A Muslim, Latino, Tunisian and American – Gonzalez encompasses mixed heritages. While a timing of a book might seem like a greeting to a Trump administration, a author insists it is “reclamation of identity.”
“This was created before. [Trump’s] got some-more than adequate press and broadside and has been given approach some-more courtesy than he should be given during this impulse anyway. we exclude to let him be in a core of my daughter’s narrative,” pronounced Gonzales.
Inspired by 1969 poem “Yo Soy Joaquin” by a Chicano fighter and domestic romantic Rodolfo Corky Gonzales, Yo Soy Muslim addresses a immature Muslims of America. “How does one navigate a universe in that we come out of a womb and we have an knowledge of love… around relatives who give we love, though afterwards you’re in a multitude that mostly sends we signals that maybe we aren’t desired here, and maybe we aren’t acquire here?” asks Gonzales.
Slain Pakistani-American soldier’s father to tell children’s book
“Yo soy Muslim, Our prayers were here / before any borders were,” reads a poem. Growing adult Gonzales says he was around though never saw himself in stories. “It’s what we call a account of invisibility or a account of demonisation.”

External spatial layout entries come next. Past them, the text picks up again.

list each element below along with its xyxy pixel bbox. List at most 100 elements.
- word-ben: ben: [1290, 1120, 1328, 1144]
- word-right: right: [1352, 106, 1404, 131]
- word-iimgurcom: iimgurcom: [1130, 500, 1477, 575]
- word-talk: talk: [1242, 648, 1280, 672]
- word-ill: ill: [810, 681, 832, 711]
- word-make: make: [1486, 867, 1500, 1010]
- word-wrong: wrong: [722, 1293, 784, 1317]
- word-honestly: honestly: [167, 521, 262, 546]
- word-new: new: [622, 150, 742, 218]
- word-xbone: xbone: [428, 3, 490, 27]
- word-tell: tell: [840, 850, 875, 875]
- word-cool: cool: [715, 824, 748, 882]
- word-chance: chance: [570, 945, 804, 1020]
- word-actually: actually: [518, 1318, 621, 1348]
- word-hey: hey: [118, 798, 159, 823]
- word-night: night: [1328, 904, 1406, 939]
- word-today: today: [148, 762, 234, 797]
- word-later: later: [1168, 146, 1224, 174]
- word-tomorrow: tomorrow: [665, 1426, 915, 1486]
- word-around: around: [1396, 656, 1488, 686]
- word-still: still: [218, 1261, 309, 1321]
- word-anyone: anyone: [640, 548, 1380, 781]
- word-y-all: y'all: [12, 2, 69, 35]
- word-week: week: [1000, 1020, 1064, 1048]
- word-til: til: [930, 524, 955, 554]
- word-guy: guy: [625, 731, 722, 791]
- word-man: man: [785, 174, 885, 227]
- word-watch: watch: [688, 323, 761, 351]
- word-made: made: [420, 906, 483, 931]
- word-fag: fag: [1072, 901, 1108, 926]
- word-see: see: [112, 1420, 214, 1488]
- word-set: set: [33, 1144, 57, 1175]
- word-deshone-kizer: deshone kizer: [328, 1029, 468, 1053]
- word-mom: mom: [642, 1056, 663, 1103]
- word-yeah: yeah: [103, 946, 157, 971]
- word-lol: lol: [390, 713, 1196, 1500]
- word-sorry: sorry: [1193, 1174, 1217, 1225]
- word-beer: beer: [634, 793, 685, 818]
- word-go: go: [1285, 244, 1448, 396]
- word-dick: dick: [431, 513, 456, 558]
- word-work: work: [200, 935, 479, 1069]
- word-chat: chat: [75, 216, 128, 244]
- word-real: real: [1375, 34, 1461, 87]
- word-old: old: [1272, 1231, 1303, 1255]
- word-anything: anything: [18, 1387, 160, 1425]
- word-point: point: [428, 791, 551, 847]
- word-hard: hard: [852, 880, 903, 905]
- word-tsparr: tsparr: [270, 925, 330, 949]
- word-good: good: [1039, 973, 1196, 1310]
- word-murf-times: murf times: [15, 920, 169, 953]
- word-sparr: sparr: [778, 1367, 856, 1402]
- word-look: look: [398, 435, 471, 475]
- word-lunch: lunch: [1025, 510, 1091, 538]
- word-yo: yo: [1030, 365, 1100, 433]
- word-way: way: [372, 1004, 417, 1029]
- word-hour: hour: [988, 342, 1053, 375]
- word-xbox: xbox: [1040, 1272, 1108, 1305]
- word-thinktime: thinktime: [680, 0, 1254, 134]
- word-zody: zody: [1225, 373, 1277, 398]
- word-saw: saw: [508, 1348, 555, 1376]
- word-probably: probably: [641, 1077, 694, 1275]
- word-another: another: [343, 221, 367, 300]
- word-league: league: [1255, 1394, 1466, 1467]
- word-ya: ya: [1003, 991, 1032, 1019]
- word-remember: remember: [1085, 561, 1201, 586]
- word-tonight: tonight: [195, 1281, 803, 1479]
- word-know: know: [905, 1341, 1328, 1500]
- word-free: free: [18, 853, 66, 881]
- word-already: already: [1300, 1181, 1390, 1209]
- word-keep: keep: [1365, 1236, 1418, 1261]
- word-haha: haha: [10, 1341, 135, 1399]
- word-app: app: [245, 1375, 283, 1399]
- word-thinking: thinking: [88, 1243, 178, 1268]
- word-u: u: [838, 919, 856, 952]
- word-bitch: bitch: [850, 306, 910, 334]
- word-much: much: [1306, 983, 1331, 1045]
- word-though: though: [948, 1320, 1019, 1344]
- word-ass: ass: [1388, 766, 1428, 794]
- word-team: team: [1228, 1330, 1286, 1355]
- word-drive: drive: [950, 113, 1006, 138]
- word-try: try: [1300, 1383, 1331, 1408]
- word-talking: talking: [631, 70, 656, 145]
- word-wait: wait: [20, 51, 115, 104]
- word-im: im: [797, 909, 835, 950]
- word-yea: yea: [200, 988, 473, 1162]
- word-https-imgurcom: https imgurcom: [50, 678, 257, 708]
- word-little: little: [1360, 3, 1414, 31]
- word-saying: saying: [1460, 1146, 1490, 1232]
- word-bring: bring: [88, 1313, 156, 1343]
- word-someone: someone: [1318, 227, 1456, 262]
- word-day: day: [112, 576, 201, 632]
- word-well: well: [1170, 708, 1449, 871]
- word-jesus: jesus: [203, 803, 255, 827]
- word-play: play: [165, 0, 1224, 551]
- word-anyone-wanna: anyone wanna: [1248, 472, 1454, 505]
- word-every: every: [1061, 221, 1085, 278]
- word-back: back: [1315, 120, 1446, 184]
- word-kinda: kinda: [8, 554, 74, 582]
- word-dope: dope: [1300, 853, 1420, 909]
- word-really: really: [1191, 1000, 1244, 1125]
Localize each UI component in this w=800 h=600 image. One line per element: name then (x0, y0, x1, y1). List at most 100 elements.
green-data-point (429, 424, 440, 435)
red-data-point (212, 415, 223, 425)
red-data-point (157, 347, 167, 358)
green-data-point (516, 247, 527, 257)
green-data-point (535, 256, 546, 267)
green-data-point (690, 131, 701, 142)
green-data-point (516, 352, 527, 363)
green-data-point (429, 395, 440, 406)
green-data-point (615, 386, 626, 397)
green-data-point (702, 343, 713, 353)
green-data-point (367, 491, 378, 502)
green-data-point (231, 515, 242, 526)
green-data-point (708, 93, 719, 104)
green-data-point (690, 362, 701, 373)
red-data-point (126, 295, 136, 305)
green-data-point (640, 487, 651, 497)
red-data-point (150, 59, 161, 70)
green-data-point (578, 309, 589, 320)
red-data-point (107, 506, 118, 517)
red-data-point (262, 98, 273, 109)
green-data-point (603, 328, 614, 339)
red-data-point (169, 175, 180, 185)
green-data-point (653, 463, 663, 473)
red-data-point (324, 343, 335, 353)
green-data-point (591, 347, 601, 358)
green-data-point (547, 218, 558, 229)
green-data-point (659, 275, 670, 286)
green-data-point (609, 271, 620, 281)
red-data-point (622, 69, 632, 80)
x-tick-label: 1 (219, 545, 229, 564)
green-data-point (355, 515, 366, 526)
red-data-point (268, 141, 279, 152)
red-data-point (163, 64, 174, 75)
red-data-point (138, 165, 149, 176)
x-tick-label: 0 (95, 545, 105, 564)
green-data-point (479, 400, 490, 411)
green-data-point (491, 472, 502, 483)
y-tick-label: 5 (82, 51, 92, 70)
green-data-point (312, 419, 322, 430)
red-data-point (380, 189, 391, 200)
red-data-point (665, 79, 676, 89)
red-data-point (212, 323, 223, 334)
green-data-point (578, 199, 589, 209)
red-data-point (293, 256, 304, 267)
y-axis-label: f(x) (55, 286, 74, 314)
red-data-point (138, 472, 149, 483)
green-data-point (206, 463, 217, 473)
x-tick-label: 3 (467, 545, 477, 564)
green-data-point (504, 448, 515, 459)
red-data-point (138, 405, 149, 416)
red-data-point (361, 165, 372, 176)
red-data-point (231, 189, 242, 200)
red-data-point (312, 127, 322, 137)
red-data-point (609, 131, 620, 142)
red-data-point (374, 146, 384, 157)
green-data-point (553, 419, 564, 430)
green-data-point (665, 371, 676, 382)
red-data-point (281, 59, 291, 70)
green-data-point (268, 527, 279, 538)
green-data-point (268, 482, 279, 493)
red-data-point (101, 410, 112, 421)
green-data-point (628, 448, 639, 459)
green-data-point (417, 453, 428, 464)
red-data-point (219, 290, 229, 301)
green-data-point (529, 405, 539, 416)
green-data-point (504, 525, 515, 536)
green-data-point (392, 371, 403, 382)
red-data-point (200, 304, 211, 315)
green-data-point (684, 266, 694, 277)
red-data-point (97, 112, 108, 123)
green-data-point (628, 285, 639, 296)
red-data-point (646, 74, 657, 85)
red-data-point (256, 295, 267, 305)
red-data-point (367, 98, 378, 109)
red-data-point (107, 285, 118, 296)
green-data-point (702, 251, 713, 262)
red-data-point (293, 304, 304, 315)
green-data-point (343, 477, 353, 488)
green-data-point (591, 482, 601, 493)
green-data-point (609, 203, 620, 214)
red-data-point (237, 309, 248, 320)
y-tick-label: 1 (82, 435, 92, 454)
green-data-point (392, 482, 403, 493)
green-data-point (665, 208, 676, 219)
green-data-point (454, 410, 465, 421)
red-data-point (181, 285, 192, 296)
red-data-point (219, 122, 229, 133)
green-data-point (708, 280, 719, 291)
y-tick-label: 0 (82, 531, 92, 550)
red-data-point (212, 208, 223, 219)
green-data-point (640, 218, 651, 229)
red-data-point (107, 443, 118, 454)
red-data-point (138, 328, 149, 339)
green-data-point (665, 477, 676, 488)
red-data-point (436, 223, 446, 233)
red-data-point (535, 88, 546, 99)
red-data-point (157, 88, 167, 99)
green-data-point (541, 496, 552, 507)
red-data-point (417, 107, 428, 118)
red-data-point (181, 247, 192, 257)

“‘Where are we from?’ is mostly a pass question, and what’s engaging about that doubt is that we answer it and somehow a chairman who’s seeking it feels they mostly have a right to halt your answer,” says Gonzales. “‘Where is home?’ is a good question, distant some-more talented to me than “where are we from?’”
This story originally seemed on a Good Education.